5. Families with multiple kids will no longer get a discount.
While many of the changes this year are universally liked, there are unpopular ones, too. Enter: the elimination of what’s called the sibling discount.
In the past, a family got a break on the FAFSA for every additional child who was enrolled in college. So, for example, if your previous Expected Family Contribution was $20,000, and then you had a sibling enroll at the same time, your EFC would drop in half, assuming your other finances held steady, says Christine McMullan, a college financial aid advisor with Garretson Financial in Kenilworth, New Jersey.
That break is gone now — meaning families who have multiple children in college could see their aid eligibility decrease dramatically. It’s not quite as simple as saying those families will owe double what they would have before, though, because there are other favorable formula changes that can partially offset this.
It’s important to note the question about siblings in college remains on the form. So individual colleges, states or private institutions, all of which use FAFSA information to influence their awarding, can still choose to adjust a family’s eligibility because they are paying for multiple kids at once.
But how things will pan out for current families is unclear, McMullan says. “I have a lot of clients in that boat and they’re very worried about what’s going to happen.”
6. Other formula updates may change your financial aid eligibility.
Along with the changes above, there are several more line-by-line changes that could cause big swings in what a student qualifies for.
Negative Student Aid Index
Students can receive a Student Aid Index (SAI) as low as -$1,500. Until now, $0 was the lowest the financial aid formula went. The SAI, which replaces the old EFC terminology, is a measure of a family’s finances, so lower figures can lead to higher financial aid packages. Remember, though, that most colleges don’t have enough money to meet every student’s need, so a low, or even negative, SAI doesn’t guarantee you’ll receive enough aid to make a college affordable. Still, having a negative measure should help colleges see which students have the most need, so they can better target their financial aid budgets.
Increased income protection allowance and fewer families reporting assets
The income protection allowance is more generous this year.
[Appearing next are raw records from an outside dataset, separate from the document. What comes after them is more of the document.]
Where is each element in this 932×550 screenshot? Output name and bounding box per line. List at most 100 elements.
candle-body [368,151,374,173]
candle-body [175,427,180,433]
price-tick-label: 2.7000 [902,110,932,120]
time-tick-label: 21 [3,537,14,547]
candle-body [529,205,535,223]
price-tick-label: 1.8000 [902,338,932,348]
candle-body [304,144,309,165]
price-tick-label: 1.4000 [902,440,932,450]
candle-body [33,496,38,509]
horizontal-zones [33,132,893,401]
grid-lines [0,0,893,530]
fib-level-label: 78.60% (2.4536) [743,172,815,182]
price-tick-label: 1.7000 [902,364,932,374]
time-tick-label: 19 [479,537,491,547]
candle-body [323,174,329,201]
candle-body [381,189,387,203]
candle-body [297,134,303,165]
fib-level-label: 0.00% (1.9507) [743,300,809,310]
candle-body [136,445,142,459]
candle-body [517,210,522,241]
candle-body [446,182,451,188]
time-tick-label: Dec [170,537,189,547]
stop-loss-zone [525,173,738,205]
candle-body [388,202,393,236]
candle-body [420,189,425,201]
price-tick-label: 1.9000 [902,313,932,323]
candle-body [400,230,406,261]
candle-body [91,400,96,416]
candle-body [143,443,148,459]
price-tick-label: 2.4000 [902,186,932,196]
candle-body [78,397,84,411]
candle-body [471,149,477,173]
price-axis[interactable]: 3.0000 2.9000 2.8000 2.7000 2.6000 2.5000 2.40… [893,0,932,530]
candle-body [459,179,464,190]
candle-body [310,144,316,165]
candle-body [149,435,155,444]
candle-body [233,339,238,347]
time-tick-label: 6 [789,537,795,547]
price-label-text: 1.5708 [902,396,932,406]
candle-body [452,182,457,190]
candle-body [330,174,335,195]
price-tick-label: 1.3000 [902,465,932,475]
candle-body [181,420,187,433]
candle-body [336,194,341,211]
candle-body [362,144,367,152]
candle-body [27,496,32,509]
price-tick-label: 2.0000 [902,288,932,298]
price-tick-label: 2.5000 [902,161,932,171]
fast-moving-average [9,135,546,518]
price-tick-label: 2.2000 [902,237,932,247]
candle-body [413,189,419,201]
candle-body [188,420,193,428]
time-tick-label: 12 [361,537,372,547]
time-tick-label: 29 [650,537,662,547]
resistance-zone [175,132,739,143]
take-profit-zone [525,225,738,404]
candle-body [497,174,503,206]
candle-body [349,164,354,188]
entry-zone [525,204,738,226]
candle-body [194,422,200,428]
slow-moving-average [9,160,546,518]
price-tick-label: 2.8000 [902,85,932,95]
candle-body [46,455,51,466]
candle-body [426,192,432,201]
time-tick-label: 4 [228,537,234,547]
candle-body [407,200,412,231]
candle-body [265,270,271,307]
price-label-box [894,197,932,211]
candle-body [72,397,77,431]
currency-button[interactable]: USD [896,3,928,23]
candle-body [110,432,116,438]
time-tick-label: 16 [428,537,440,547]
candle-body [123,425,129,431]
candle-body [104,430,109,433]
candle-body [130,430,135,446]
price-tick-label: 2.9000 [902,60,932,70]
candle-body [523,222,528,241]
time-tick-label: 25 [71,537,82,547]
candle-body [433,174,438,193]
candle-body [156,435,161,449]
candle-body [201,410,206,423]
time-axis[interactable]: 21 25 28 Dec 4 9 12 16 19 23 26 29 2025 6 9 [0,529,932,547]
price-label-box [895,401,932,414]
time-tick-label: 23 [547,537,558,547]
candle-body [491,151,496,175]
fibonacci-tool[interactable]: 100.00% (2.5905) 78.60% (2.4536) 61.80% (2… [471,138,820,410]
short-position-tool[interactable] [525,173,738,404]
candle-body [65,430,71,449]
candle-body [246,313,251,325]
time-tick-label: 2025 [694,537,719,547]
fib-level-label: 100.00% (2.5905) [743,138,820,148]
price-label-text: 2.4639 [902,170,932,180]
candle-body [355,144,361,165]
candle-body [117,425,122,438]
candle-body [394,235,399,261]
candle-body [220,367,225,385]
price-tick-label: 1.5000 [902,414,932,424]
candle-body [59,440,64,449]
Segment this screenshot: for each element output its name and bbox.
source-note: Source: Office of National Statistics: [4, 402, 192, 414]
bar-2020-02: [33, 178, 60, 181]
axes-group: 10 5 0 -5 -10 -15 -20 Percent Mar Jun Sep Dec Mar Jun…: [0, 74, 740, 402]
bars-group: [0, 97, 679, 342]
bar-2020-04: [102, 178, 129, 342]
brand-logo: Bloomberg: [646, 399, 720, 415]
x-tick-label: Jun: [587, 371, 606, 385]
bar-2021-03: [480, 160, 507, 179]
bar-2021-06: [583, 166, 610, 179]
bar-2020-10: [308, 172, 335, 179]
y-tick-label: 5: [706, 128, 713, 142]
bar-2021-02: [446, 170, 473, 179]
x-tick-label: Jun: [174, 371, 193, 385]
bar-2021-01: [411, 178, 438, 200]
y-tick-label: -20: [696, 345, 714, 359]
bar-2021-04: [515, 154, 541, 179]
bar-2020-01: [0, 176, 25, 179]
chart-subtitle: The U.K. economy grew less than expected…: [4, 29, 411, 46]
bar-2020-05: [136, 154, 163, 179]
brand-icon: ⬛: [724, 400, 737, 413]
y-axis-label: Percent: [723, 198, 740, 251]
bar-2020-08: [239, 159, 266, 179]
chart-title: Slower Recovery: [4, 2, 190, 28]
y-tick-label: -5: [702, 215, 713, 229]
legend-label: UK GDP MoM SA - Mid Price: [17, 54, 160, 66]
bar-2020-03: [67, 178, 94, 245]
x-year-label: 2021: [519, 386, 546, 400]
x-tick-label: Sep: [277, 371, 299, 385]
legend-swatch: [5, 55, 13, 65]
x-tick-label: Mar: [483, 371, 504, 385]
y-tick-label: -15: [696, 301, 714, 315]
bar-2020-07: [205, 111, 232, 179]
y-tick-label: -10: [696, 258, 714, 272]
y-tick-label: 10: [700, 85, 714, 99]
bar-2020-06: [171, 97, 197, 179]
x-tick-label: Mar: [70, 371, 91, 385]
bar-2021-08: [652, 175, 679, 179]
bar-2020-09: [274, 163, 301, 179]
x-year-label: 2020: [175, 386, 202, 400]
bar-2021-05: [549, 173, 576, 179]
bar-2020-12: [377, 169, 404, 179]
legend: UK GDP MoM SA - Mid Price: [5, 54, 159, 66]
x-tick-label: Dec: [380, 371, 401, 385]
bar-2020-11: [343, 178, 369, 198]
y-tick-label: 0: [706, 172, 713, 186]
The changes vary by family size, but for a family of four with two college students, $35,870 would be protected this year, up from $28,980, Vasconcelos says. The protection allowance is the chunk of income considered necessary for living expenses and therefore exempt from financial aid calculations. (This should offset some of the pain of the elimination of the sibling deduction.)
Separately, most students with household incomes up to $60,000 will be exempt from having to answer any questions about assets. That limit is up from $50,000 currently, Vasconcelos says.
Changes for divorced parents
Students with divorced parents now have to supply information for the parent who provides the most financial support. That’s a shift from in the past, when students with divorced parents submitted the financial information for their custodial parent, regardless of which parent earned more.
How much that matters to financial aid will vary on a case-by-case basis. But a common scenario, McMullan says, is that a student lives primarily with their mother, while their father earns more money. In those cases, the student may be eligible for less aid going forward.
Changes for families with small businesses and family farms
Small-business owners and farmers could see their aid eligibility drop. In the past, families with small businesses or farms, defined as employing fewer than 100 people, were allowed to completely exclude the net value of the business from the financial aid calculation. That is no longer the case.